Performance difference in torch.einsum

I would like to learn the internals of some PyTorch high-level ops, such as einsum and bmm. I created a code snippet as follows:

B, C_qk, H, N_s, N_t = 10, 128, 1, 32, 64
q = torch.randint(0, 100, (B, C_qk, H, N_s))
k = torch.randint(0, 100, (B, N_t, H, C_qk))

def einsum_1(q, k):
    return torch.einsum('bchq,bkhc->bkhq', [q, k])
def einsum_2(q, k):
    return torch.einsum('bkhc,bchq->bkhq', [k, q])

t1 = benchmark.Timer(stmt='einsum_1(q, k)',
                     setup='from __main__ import einsum_1',
                     globals={'q': q, 'k': k})

t2 = benchmark.Timer(stmt='einsum_2(q, k)',
                     setup='from __main__ import einsum_2',
                     globals={'q': q, 'k': k})

print(t1.timeit(10000))
print(t2.timeit(10000))

num_threads = torch.get_num_threads()
print(f'Benchmarking on {num_threads} threads')
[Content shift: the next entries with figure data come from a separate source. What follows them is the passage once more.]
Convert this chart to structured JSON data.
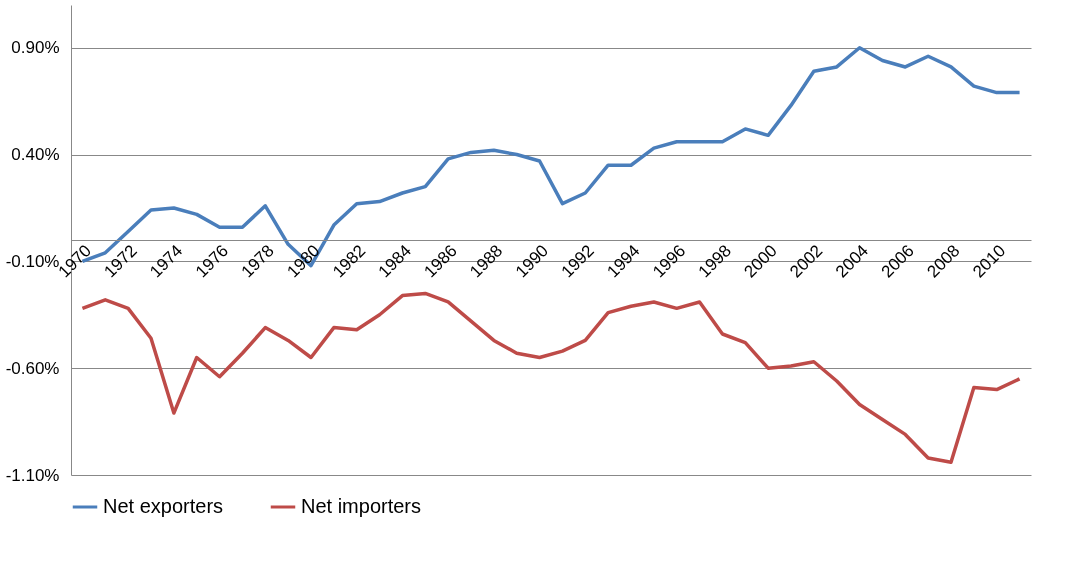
{
  "chart_data": {
    "type": "line",
    "categories": [
      "1970",
      null,
      "1972",
      null,
      "1974",
      null,
      "1976",
      null,
      "1978",
      null,
      "1980",
      null,
      "1982",
      null,
      "1984",
      null,
      "1986",
      null,
      "1988",
      null,
      "1990",
      null,
      "1992",
      null,
      "1994",
      null,
      "1996",
      null,
      "1998",
      null,
      "2000",
      null,
      "2002",
      null,
      "2004",
      null,
      "2006",
      null,
      "2008",
      null,
      "2010",
      null
    ],
    "series": [
      {
        "name": "Net exporters",
        "color": "#4a7ebb",
        "values": [
          -0.1,
          -0.06,
          0.04,
          0.14,
          0.15,
          0.12,
          0.06,
          0.06,
          0.16,
          -0.02,
          -0.12,
          0.07,
          0.17,
          0.18,
          0.22,
          0.25,
          0.38,
          0.41,
          0.42,
          0.4,
          0.37,
          0.17,
          0.22,
          0.35,
          0.35,
          0.43,
          0.46,
          0.46,
          0.46,
          0.52,
          0.49,
          0.63,
          0.79,
          0.81,
          0.9,
          0.84,
          0.81,
          0.86,
          0.81,
          0.72,
          0.69,
          0.69
        ]
      },
      {
        "name": "Net importers",
        "color": "#be4b48",
        "values": [
          -0.32,
          -0.28,
          -0.32,
          -0.46,
          -0.81,
          -0.55,
          -0.64,
          -0.53,
          -0.41,
          -0.47,
          -0.55,
          -0.41,
          -0.42,
          -0.35,
          -0.26,
          -0.25,
          -0.29,
          -0.38,
          -0.47,
          -0.53,
          -0.55,
          -0.52,
          -0.47,
          -0.34,
          -0.31,
          -0.29,
          -0.32,
          -0.29,
          -0.44,
          -0.48,
          -0.6,
          -0.59,
          -0.57,
          -0.66,
          -0.77,
          -0.84,
          -0.91,
          -1.02,
          -1.04,
          -0.69,
          -0.7,
          -0.65
        ]
      }
    ],
    "ylim": [
      -1.1,
      1.1
    ],
    "yticks": [
      {
        "value": 0.9,
        "label": "0.90%"
      },
      {
        "value": 0.4,
        "label": "0.40%"
      },
      {
        "value": -0.1,
        "label": "-0.10%"
      },
      {
        "value": -0.6,
        "label": "-0.60%"
      },
      {
        "value": -1.1,
        "label": "-1.10%"
      }
    ],
    "grid": "y",
    "legend": "bottom",
    "line_style": "solid"
  }
}
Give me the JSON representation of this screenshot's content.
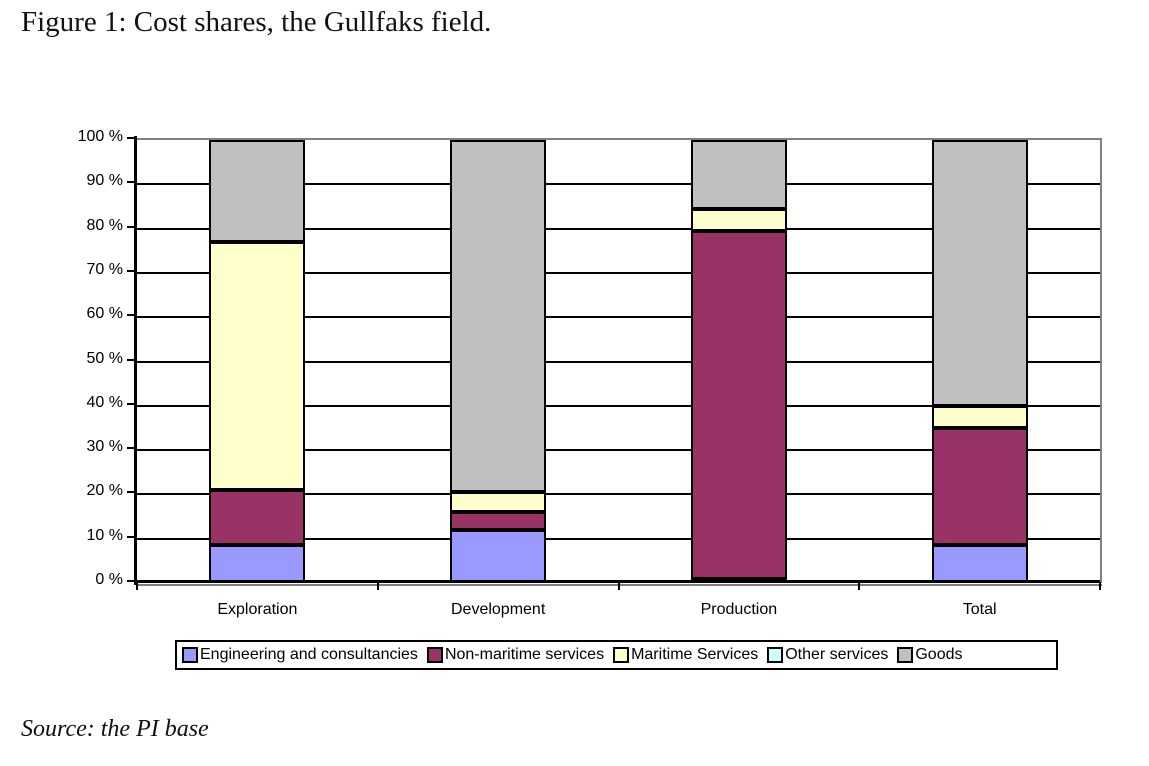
{
  "figure": {
    "title": "Figure 1: Cost shares, the Gullfaks field.",
    "source": "Source: the PI base"
  },
  "chart_data": {
    "type": "bar",
    "stacked": true,
    "unit": "%",
    "title": "Figure 1: Cost shares, the Gullfaks field.",
    "xlabel": "",
    "ylabel": "",
    "ylim": [
      0,
      100
    ],
    "grid": true,
    "legend_position": "bottom",
    "categories": [
      "Exploration",
      "Development",
      "Production",
      "Total"
    ],
    "series": [
      {
        "name": "Engineering and consultancies",
        "color": "#9999FF",
        "values": [
          8.5,
          12,
          1,
          8.5
        ]
      },
      {
        "name": "Non-maritime services",
        "color": "#993366",
        "values": [
          12.5,
          4,
          78.5,
          26.5
        ]
      },
      {
        "name": "Maritime Services",
        "color": "#FFFFCC",
        "values": [
          56,
          4.5,
          5,
          5
        ]
      },
      {
        "name": "Other services",
        "color": "#CCFFFF",
        "values": [
          0,
          0,
          0,
          0
        ]
      },
      {
        "name": "Goods",
        "color": "#C0C0C0",
        "values": [
          23,
          79.5,
          15.5,
          60
        ]
      }
    ],
    "ytick_labels": [
      "0 %",
      "10 %",
      "20 %",
      "30 %",
      "40 %",
      "50 %",
      "60 %",
      "70 %",
      "80 %",
      "90 %",
      "100 %"
    ]
  }
}
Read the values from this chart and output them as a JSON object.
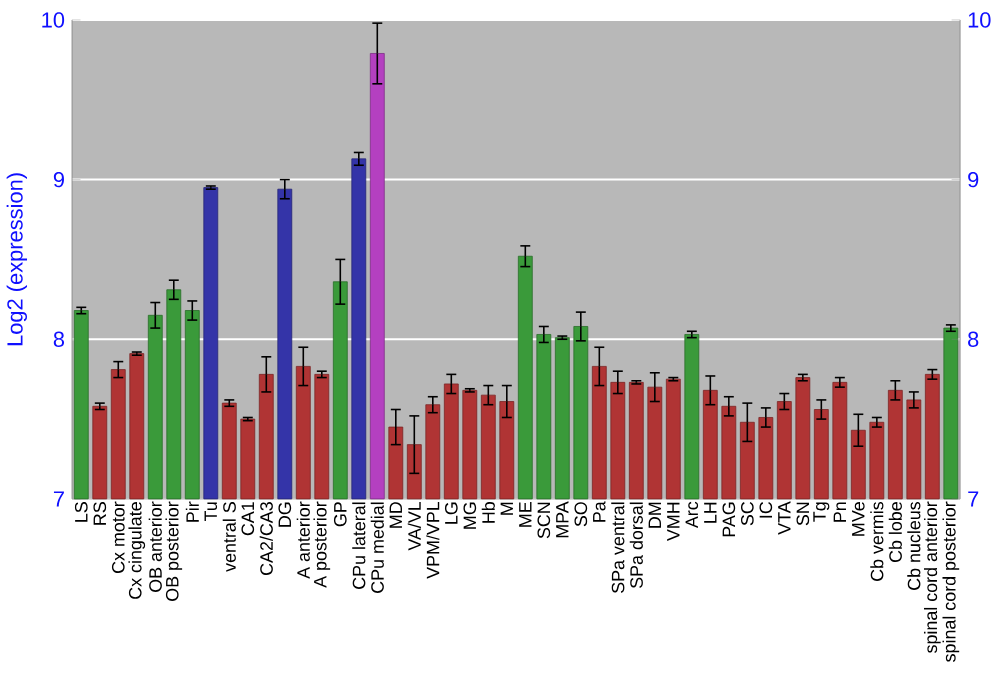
{
  "chart_data": {
    "type": "bar",
    "ylabel": "Log2 (expression)",
    "categories": [
      "LS",
      "RS",
      "Cx motor",
      "Cx cingulate",
      "OB anterior",
      "OB posterior",
      "Pir",
      "Tu",
      "ventral S",
      "CA1",
      "CA2/CA3",
      "DG",
      "A anterior",
      "A posterior",
      "GP",
      "CPu lateral",
      "CPu medial",
      "MD",
      "VA/VL",
      "VPM/VPL",
      "LG",
      "MG",
      "Hb",
      "M",
      "ME",
      "SCN",
      "MPA",
      "SO",
      "Pa",
      "SPa ventral",
      "SPa dorsal",
      "DM",
      "VMH",
      "Arc",
      "LH",
      "PAG",
      "SC",
      "IC",
      "VTA",
      "SN",
      "Tg",
      "Pn",
      "MVe",
      "Cb vermis",
      "Cb lobe",
      "Cb nucleus",
      "spinal cord anterior",
      "spinal cord posterior"
    ],
    "values": [
      8.18,
      7.58,
      7.81,
      7.91,
      8.15,
      8.31,
      8.18,
      8.95,
      7.6,
      7.5,
      7.78,
      8.94,
      7.83,
      7.78,
      8.36,
      9.13,
      9.79,
      7.45,
      7.34,
      7.59,
      7.72,
      7.68,
      7.65,
      7.61,
      8.52,
      8.03,
      8.01,
      8.08,
      7.83,
      7.73,
      7.73,
      7.7,
      7.75,
      8.03,
      7.68,
      7.58,
      7.48,
      7.51,
      7.61,
      7.76,
      7.56,
      7.73,
      7.43,
      7.48,
      7.68,
      7.62,
      7.78,
      8.07
    ],
    "errors": [
      0.02,
      0.02,
      0.05,
      0.01,
      0.08,
      0.06,
      0.06,
      0.01,
      0.02,
      0.01,
      0.11,
      0.06,
      0.12,
      0.02,
      0.14,
      0.04,
      0.19,
      0.11,
      0.18,
      0.05,
      0.06,
      0.01,
      0.06,
      0.1,
      0.065,
      0.05,
      0.01,
      0.09,
      0.12,
      0.07,
      0.01,
      0.09,
      0.01,
      0.02,
      0.09,
      0.06,
      0.12,
      0.06,
      0.05,
      0.02,
      0.06,
      0.03,
      0.1,
      0.03,
      0.06,
      0.05,
      0.03,
      0.02
    ],
    "colors": [
      "#3a9a3a",
      "#b03434",
      "#b03434",
      "#b03434",
      "#3a9a3a",
      "#3a9a3a",
      "#3a9a3a",
      "#3434a8",
      "#b03434",
      "#b03434",
      "#b03434",
      "#3434a8",
      "#b03434",
      "#b03434",
      "#3a9a3a",
      "#3434a8",
      "#b440c0",
      "#b03434",
      "#b03434",
      "#b03434",
      "#b03434",
      "#b03434",
      "#b03434",
      "#b03434",
      "#3a9a3a",
      "#3a9a3a",
      "#3a9a3a",
      "#3a9a3a",
      "#b03434",
      "#b03434",
      "#b03434",
      "#b03434",
      "#b03434",
      "#3a9a3a",
      "#b03434",
      "#b03434",
      "#b03434",
      "#b03434",
      "#b03434",
      "#b03434",
      "#b03434",
      "#b03434",
      "#b03434",
      "#b03434",
      "#b03434",
      "#b03434",
      "#b03434",
      "#3a9a3a"
    ],
    "ylim": [
      7,
      10
    ],
    "yticks": [
      7,
      8,
      9,
      10
    ],
    "y2lim": [
      7,
      10
    ],
    "y2ticks": [
      7,
      8,
      9,
      10
    ],
    "grid": "y"
  }
}
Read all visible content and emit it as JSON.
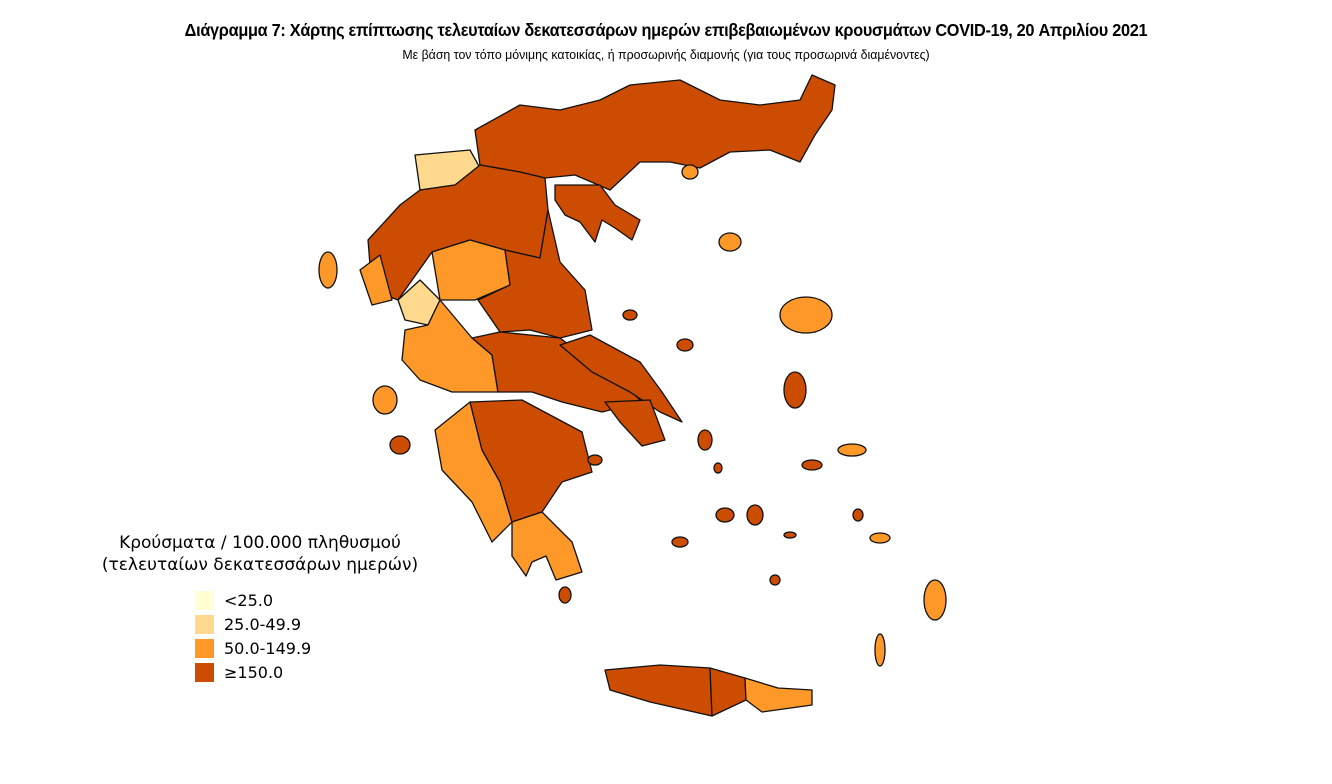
{
  "title": "Διάγραμμα 7: Χάρτης επίπτωσης τελευταίων δεκατεσσάρων ημερών επιβεβαιωμένων κρουσμάτων COVID-19, 20 Απριλίου 2021",
  "subtitle": "Με βάση τον τόπο μόνιμης κατοικίας, ή προσωρινής διαμονής (για τους προσωρινά διαμένοντες)",
  "legend": {
    "title_line1": "Κρούσματα / 100.000 πληθυσμού",
    "title_line2": "(τελευταίων δεκατεσσάρων ημερών)",
    "items": [
      {
        "label": "<25.0",
        "color": "#ffffd4"
      },
      {
        "label": "25.0-49.9",
        "color": "#fed98e"
      },
      {
        "label": "50.0-149.9",
        "color": "#fe9929"
      },
      {
        "label": "≥150.0",
        "color": "#cc4c02"
      }
    ]
  }
}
t1_threaded = benchmark.Timer(stmt='einsum_1(q, k)',
                              setup='from __main__ import einsum_1',
                              num_threads=num_threads,
                              globals={'q': q, 'k': k})

t2_threaded = benchmark.Timer(stmt='einsum_2(q, k)',
                              setup='from __main__ import einsum_2',
                              num_threads=num_threads,
                              globals={'q': q, 'k': k})

print(t1_threaded.timeit(50000))
print(t2_threaded.timeit(50000))

Here, t2 (1.28ms) and t2_threaded (1.27ms) are consistently slower than t1 (1.22ms) and t1_threaded (1.23ms).

Note that the two einsums yield the same output as they’re equivalent.

res_1 = torch.einsum('bchq,bkhc->bkhq', [q, k])
res_2 = torch.einsum('bkhc,bchq->bkhq', [k, q])
assert torch.equal(res_1, res_2), "torch.einsum failed to auto align the summation dim"

What are the reasons behind the performance difference? Is there a tool I can use to trace these high-level ops to see what primitive ops are called/call counts/latency breakdown?

The primitive ops can be reported by torch.profiler. But the breakdown doesn’t answer the original question.